Pathophysiology — Venous thrombosis is predominantly a result of stagnation of blood flow, vascular injury, and hypercoagulability (ie, Virchow's triad). Local factors (eg, splenectomy, pancreatitis) appear to be associated with initial thrombus formation in the large veins, whereas systemic hypercoagulable states (eg, protein C deficiency) lead to thrombosis initiated in the intramural venules, vasa recta, and venous arcades [2]. Mesenteric vein thrombosis almost always involves the distal small intestine (superior mesenteric venous drainage) and rarely involves the colon (inferior mesenteric venous drainage) [3]. The anatomic site of involvement in acute mesenteric venous thrombosis is most often ileum (64 to 83 percent) or jejunum (50 to 81 percent), followed by colon (14 percent) and duodenum (4 to 8 percent) [4,5]. The inferior mesenteric venous distribution is less commonly involved for reasons that are poorly understood but possibly related to collateral flow through the internal iliac system, rectal venous plexus, or systemic circulation via the left renal vein, splenic vein, and hemiazygous veins, though this is unproven [6-9].

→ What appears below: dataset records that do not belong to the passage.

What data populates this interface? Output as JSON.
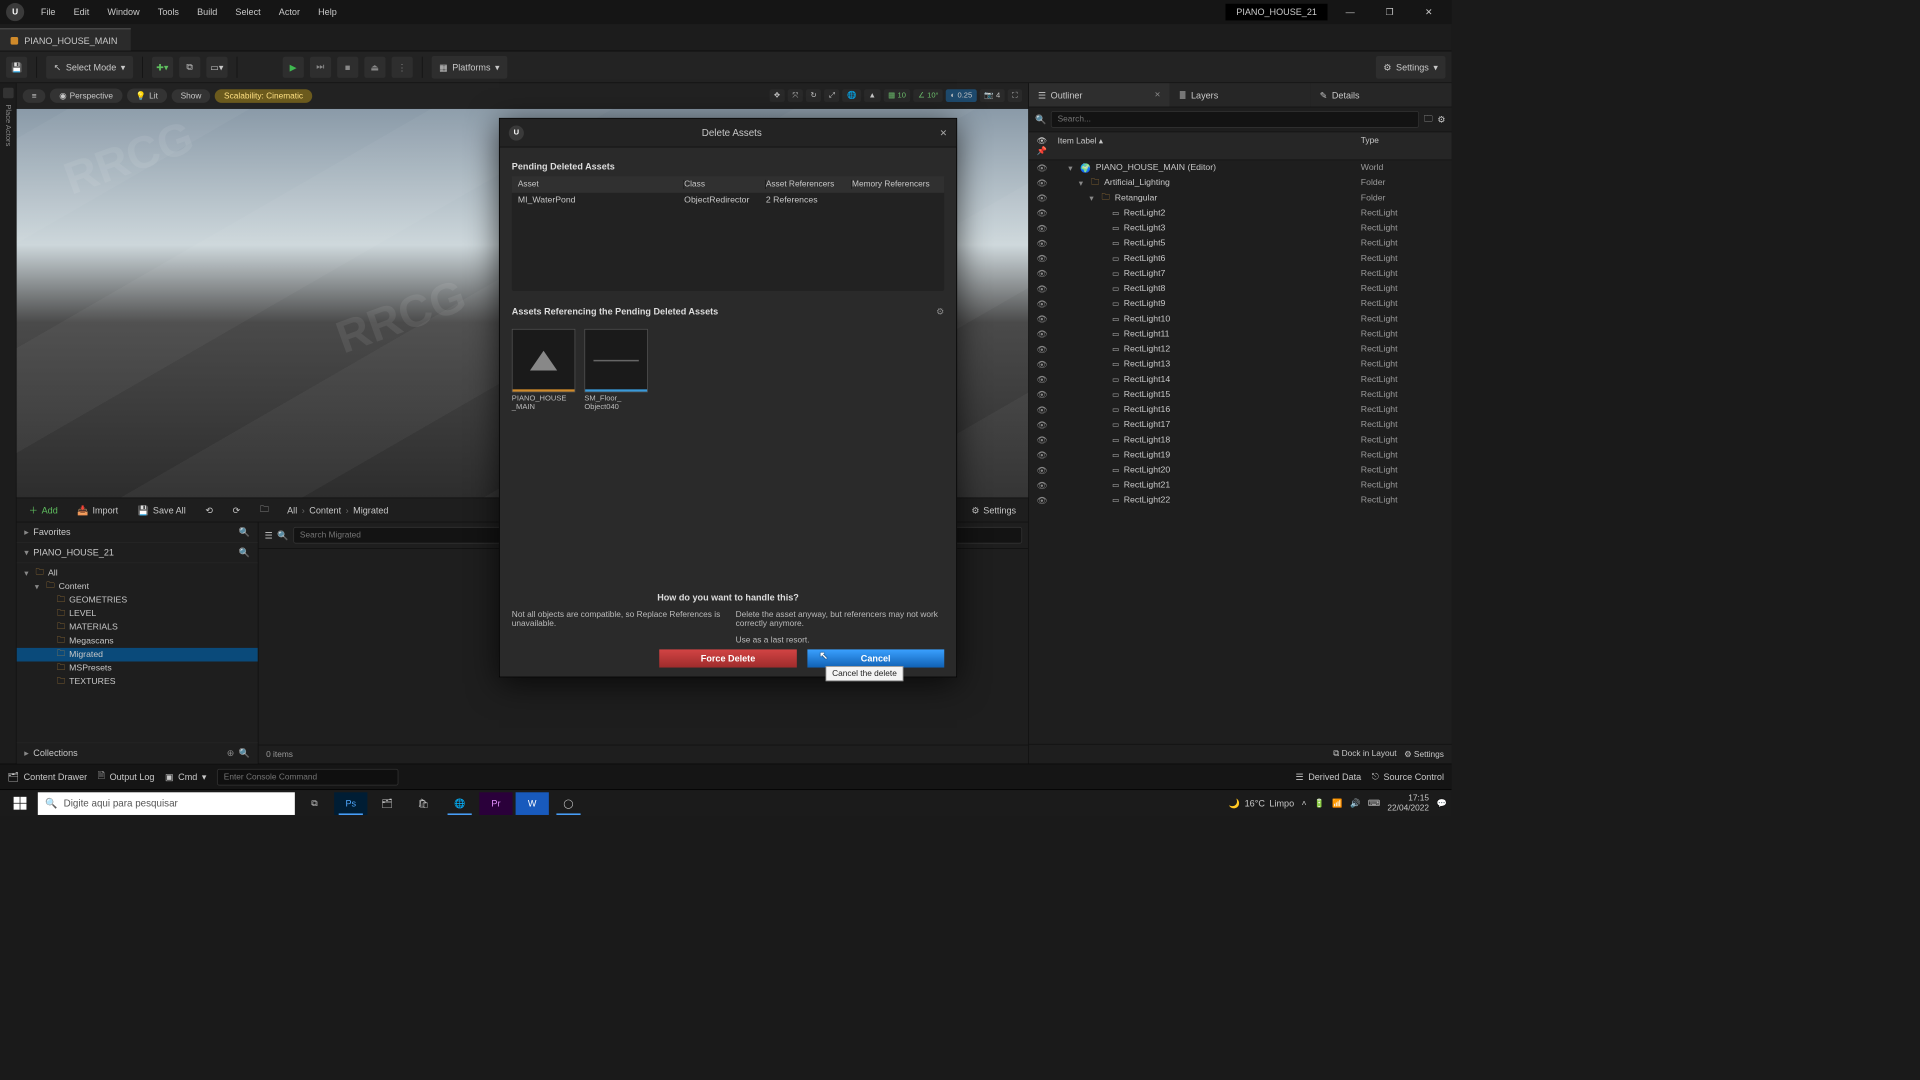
{
  "project_chip": "PIANO_HOUSE_21",
  "menus": [
    "File",
    "Edit",
    "Window",
    "Tools",
    "Build",
    "Select",
    "Actor",
    "Help"
  ],
  "tab_name": "PIANO_HOUSE_MAIN",
  "toolbar": {
    "select_mode": "Select Mode",
    "platforms": "Platforms",
    "settings": "Settings"
  },
  "viewport_pills": {
    "perspective": "Perspective",
    "lit": "Lit",
    "show": "Show",
    "scalability": "Scalability: Cinematic"
  },
  "viewport_right": {
    "grid": "10",
    "angle": "10°",
    "scale": "0.25",
    "cam": "4"
  },
  "right_panel": {
    "tabs": [
      "Outliner",
      "Layers",
      "Details"
    ],
    "search_ph": "Search...",
    "header": {
      "item": "Item Label",
      "type": "Type"
    },
    "rows": [
      {
        "indent": 1,
        "arrow": "▾",
        "icon": "world",
        "label": "PIANO_HOUSE_MAIN (Editor)",
        "type": "World"
      },
      {
        "indent": 2,
        "arrow": "▾",
        "icon": "folder",
        "label": "Artificial_Lighting",
        "type": "Folder"
      },
      {
        "indent": 3,
        "arrow": "▾",
        "icon": "folder",
        "label": "Retangular",
        "type": "Folder"
      },
      {
        "indent": 4,
        "icon": "light",
        "label": "RectLight2",
        "type": "RectLight"
      },
      {
        "indent": 4,
        "icon": "light",
        "label": "RectLight3",
        "type": "RectLight"
      },
      {
        "indent": 4,
        "icon": "light",
        "label": "RectLight5",
        "type": "RectLight"
      },
      {
        "indent": 4,
        "icon": "light",
        "label": "RectLight6",
        "type": "RectLight"
      },
      {
        "indent": 4,
        "icon": "light",
        "label": "RectLight7",
        "type": "RectLight"
      },
      {
        "indent": 4,
        "icon": "light",
        "label": "RectLight8",
        "type": "RectLight"
      },
      {
        "indent": 4,
        "icon": "light",
        "label": "RectLight9",
        "type": "RectLight"
      },
      {
        "indent": 4,
        "icon": "light",
        "label": "RectLight10",
        "type": "RectLight"
      },
      {
        "indent": 4,
        "icon": "light",
        "label": "RectLight11",
        "type": "RectLight"
      },
      {
        "indent": 4,
        "icon": "light",
        "label": "RectLight12",
        "type": "RectLight"
      },
      {
        "indent": 4,
        "icon": "light",
        "label": "RectLight13",
        "type": "RectLight"
      },
      {
        "indent": 4,
        "icon": "light",
        "label": "RectLight14",
        "type": "RectLight"
      },
      {
        "indent": 4,
        "icon": "light",
        "label": "RectLight15",
        "type": "RectLight"
      },
      {
        "indent": 4,
        "icon": "light",
        "label": "RectLight16",
        "type": "RectLight"
      },
      {
        "indent": 4,
        "icon": "light",
        "label": "RectLight17",
        "type": "RectLight"
      },
      {
        "indent": 4,
        "icon": "light",
        "label": "RectLight18",
        "type": "RectLight"
      },
      {
        "indent": 4,
        "icon": "light",
        "label": "RectLight19",
        "type": "RectLight"
      },
      {
        "indent": 4,
        "icon": "light",
        "label": "RectLight20",
        "type": "RectLight"
      },
      {
        "indent": 4,
        "icon": "light",
        "label": "RectLight21",
        "type": "RectLight"
      },
      {
        "indent": 4,
        "icon": "light",
        "label": "RectLight22",
        "type": "RectLight"
      }
    ],
    "dock": "Dock in Layout",
    "settings": "Settings"
  },
  "cb": {
    "add": "Add",
    "import": "Import",
    "save_all": "Save All",
    "crumbs": [
      "All",
      "Content",
      "Migrated"
    ],
    "favorites": "Favorites",
    "project": "PIANO_HOUSE_21",
    "tree": [
      {
        "indent": 0,
        "arrow": "▾",
        "label": "All"
      },
      {
        "indent": 1,
        "arrow": "▾",
        "label": "Content"
      },
      {
        "indent": 2,
        "label": "GEOMETRIES"
      },
      {
        "indent": 2,
        "label": "LEVEL"
      },
      {
        "indent": 2,
        "label": "MATERIALS"
      },
      {
        "indent": 2,
        "label": "Megascans"
      },
      {
        "indent": 2,
        "label": "Migrated",
        "sel": true
      },
      {
        "indent": 2,
        "label": "MSPresets"
      },
      {
        "indent": 2,
        "label": "TEXTURES"
      }
    ],
    "collections": "Collections",
    "search_ph": "Search Migrated",
    "items": "0 items"
  },
  "bottombar": {
    "drawer": "Content Drawer",
    "log": "Output Log",
    "cmd": "Cmd",
    "console_ph": "Enter Console Command",
    "derived": "Derived Data",
    "source": "Source Control"
  },
  "taskbar": {
    "search_ph": "Digite aqui para pesquisar",
    "weather_temp": "16°C",
    "weather_desc": "Limpo",
    "time": "17:15",
    "date": "22/04/2022"
  },
  "modal": {
    "title": "Delete Assets",
    "pending_title": "Pending Deleted Assets",
    "th": {
      "asset": "Asset",
      "class": "Class",
      "refs": "Asset Referencers",
      "mem": "Memory Referencers"
    },
    "row": {
      "asset": "MI_WaterPond",
      "class": "ObjectRedirector",
      "refs": "2 References"
    },
    "ref_title": "Assets Referencing the Pending Deleted Assets",
    "thumbs": [
      {
        "cap1": "PIANO_HOUSE",
        "cap2": "_MAIN",
        "bar": "#d08a2a"
      },
      {
        "cap1": "SM_Floor_",
        "cap2": "Object040",
        "bar": "#3a9ad9"
      }
    ],
    "prompt": "How do you want to handle this?",
    "left_note": "Not all objects are compatible, so Replace References is unavailable.",
    "right_note": "Delete the asset anyway, but referencers may not work correctly anymore.",
    "last_resort": "Use as a last resort.",
    "force": "Force Delete",
    "cancel": "Cancel",
    "tooltip": "Cancel the delete"
  },
  "rail_label": "Place Actors"
}
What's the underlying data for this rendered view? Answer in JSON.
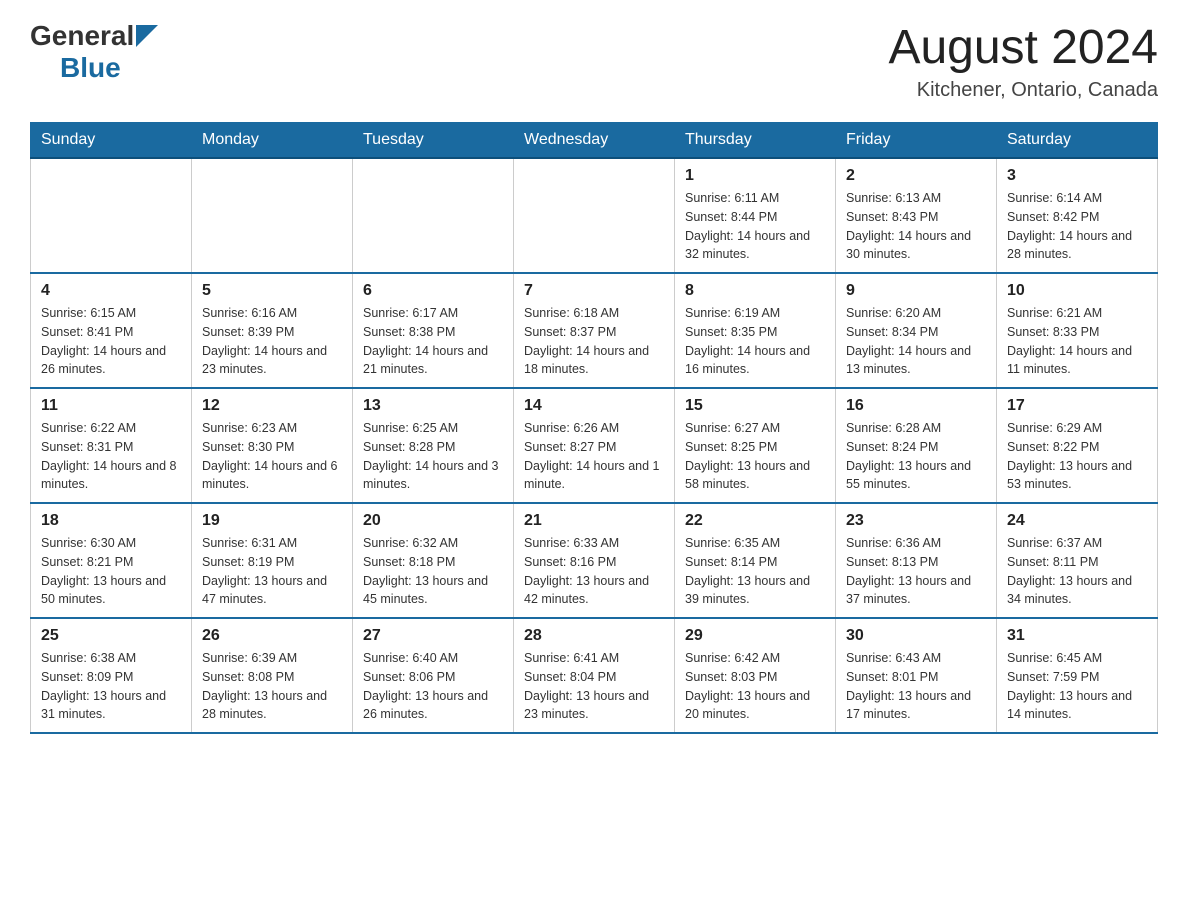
{
  "header": {
    "logo_general": "General",
    "logo_blue": "Blue",
    "month_title": "August 2024",
    "location": "Kitchener, Ontario, Canada"
  },
  "days_of_week": [
    "Sunday",
    "Monday",
    "Tuesday",
    "Wednesday",
    "Thursday",
    "Friday",
    "Saturday"
  ],
  "weeks": [
    [
      {
        "day": "",
        "info": ""
      },
      {
        "day": "",
        "info": ""
      },
      {
        "day": "",
        "info": ""
      },
      {
        "day": "",
        "info": ""
      },
      {
        "day": "1",
        "info": "Sunrise: 6:11 AM\nSunset: 8:44 PM\nDaylight: 14 hours and 32 minutes."
      },
      {
        "day": "2",
        "info": "Sunrise: 6:13 AM\nSunset: 8:43 PM\nDaylight: 14 hours and 30 minutes."
      },
      {
        "day": "3",
        "info": "Sunrise: 6:14 AM\nSunset: 8:42 PM\nDaylight: 14 hours and 28 minutes."
      }
    ],
    [
      {
        "day": "4",
        "info": "Sunrise: 6:15 AM\nSunset: 8:41 PM\nDaylight: 14 hours and 26 minutes."
      },
      {
        "day": "5",
        "info": "Sunrise: 6:16 AM\nSunset: 8:39 PM\nDaylight: 14 hours and 23 minutes."
      },
      {
        "day": "6",
        "info": "Sunrise: 6:17 AM\nSunset: 8:38 PM\nDaylight: 14 hours and 21 minutes."
      },
      {
        "day": "7",
        "info": "Sunrise: 6:18 AM\nSunset: 8:37 PM\nDaylight: 14 hours and 18 minutes."
      },
      {
        "day": "8",
        "info": "Sunrise: 6:19 AM\nSunset: 8:35 PM\nDaylight: 14 hours and 16 minutes."
      },
      {
        "day": "9",
        "info": "Sunrise: 6:20 AM\nSunset: 8:34 PM\nDaylight: 14 hours and 13 minutes."
      },
      {
        "day": "10",
        "info": "Sunrise: 6:21 AM\nSunset: 8:33 PM\nDaylight: 14 hours and 11 minutes."
      }
    ],
    [
      {
        "day": "11",
        "info": "Sunrise: 6:22 AM\nSunset: 8:31 PM\nDaylight: 14 hours and 8 minutes."
      },
      {
        "day": "12",
        "info": "Sunrise: 6:23 AM\nSunset: 8:30 PM\nDaylight: 14 hours and 6 minutes."
      },
      {
        "day": "13",
        "info": "Sunrise: 6:25 AM\nSunset: 8:28 PM\nDaylight: 14 hours and 3 minutes."
      },
      {
        "day": "14",
        "info": "Sunrise: 6:26 AM\nSunset: 8:27 PM\nDaylight: 14 hours and 1 minute."
      },
      {
        "day": "15",
        "info": "Sunrise: 6:27 AM\nSunset: 8:25 PM\nDaylight: 13 hours and 58 minutes."
      },
      {
        "day": "16",
        "info": "Sunrise: 6:28 AM\nSunset: 8:24 PM\nDaylight: 13 hours and 55 minutes."
      },
      {
        "day": "17",
        "info": "Sunrise: 6:29 AM\nSunset: 8:22 PM\nDaylight: 13 hours and 53 minutes."
      }
    ],
    [
      {
        "day": "18",
        "info": "Sunrise: 6:30 AM\nSunset: 8:21 PM\nDaylight: 13 hours and 50 minutes."
      },
      {
        "day": "19",
        "info": "Sunrise: 6:31 AM\nSunset: 8:19 PM\nDaylight: 13 hours and 47 minutes."
      },
      {
        "day": "20",
        "info": "Sunrise: 6:32 AM\nSunset: 8:18 PM\nDaylight: 13 hours and 45 minutes."
      },
      {
        "day": "21",
        "info": "Sunrise: 6:33 AM\nSunset: 8:16 PM\nDaylight: 13 hours and 42 minutes."
      },
      {
        "day": "22",
        "info": "Sunrise: 6:35 AM\nSunset: 8:14 PM\nDaylight: 13 hours and 39 minutes."
      },
      {
        "day": "23",
        "info": "Sunrise: 6:36 AM\nSunset: 8:13 PM\nDaylight: 13 hours and 37 minutes."
      },
      {
        "day": "24",
        "info": "Sunrise: 6:37 AM\nSunset: 8:11 PM\nDaylight: 13 hours and 34 minutes."
      }
    ],
    [
      {
        "day": "25",
        "info": "Sunrise: 6:38 AM\nSunset: 8:09 PM\nDaylight: 13 hours and 31 minutes."
      },
      {
        "day": "26",
        "info": "Sunrise: 6:39 AM\nSunset: 8:08 PM\nDaylight: 13 hours and 28 minutes."
      },
      {
        "day": "27",
        "info": "Sunrise: 6:40 AM\nSunset: 8:06 PM\nDaylight: 13 hours and 26 minutes."
      },
      {
        "day": "28",
        "info": "Sunrise: 6:41 AM\nSunset: 8:04 PM\nDaylight: 13 hours and 23 minutes."
      },
      {
        "day": "29",
        "info": "Sunrise: 6:42 AM\nSunset: 8:03 PM\nDaylight: 13 hours and 20 minutes."
      },
      {
        "day": "30",
        "info": "Sunrise: 6:43 AM\nSunset: 8:01 PM\nDaylight: 13 hours and 17 minutes."
      },
      {
        "day": "31",
        "info": "Sunrise: 6:45 AM\nSunset: 7:59 PM\nDaylight: 13 hours and 14 minutes."
      }
    ]
  ]
}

Acute thrombotic occlusion of one or more mesenteric veins reduces perfusion pressure due to increased resistance in the mesenteric venous bed. As flow stagnates, increased venous pressure leads to efflux of fluid into the tissues, causing profound bowel wall edema, which can lead to submucosal hemorrhage. If the venous arcades and vasa recta are involved and venous return from the bowel wall is completely occluded, bowel infarction will occur [6]. However, not all cases of mesenteric venous thrombosis are associated with intestinal infarction. In animal models, gradual occlusion of the superior mesenteric vein is associated with the development of collateral venous drainage without ischemic damage [10]. Chronic mesenteric venous thrombosis often features dilated venous collaterals, which can bleed, due to elevated venous pressures [11]. Many patients with chronic mesenteric venous thrombosis also exhibit portal vein thrombosis. (See "Chronic portal vein thrombosis in adults: Clinical manifestations, diagnosis, and management".)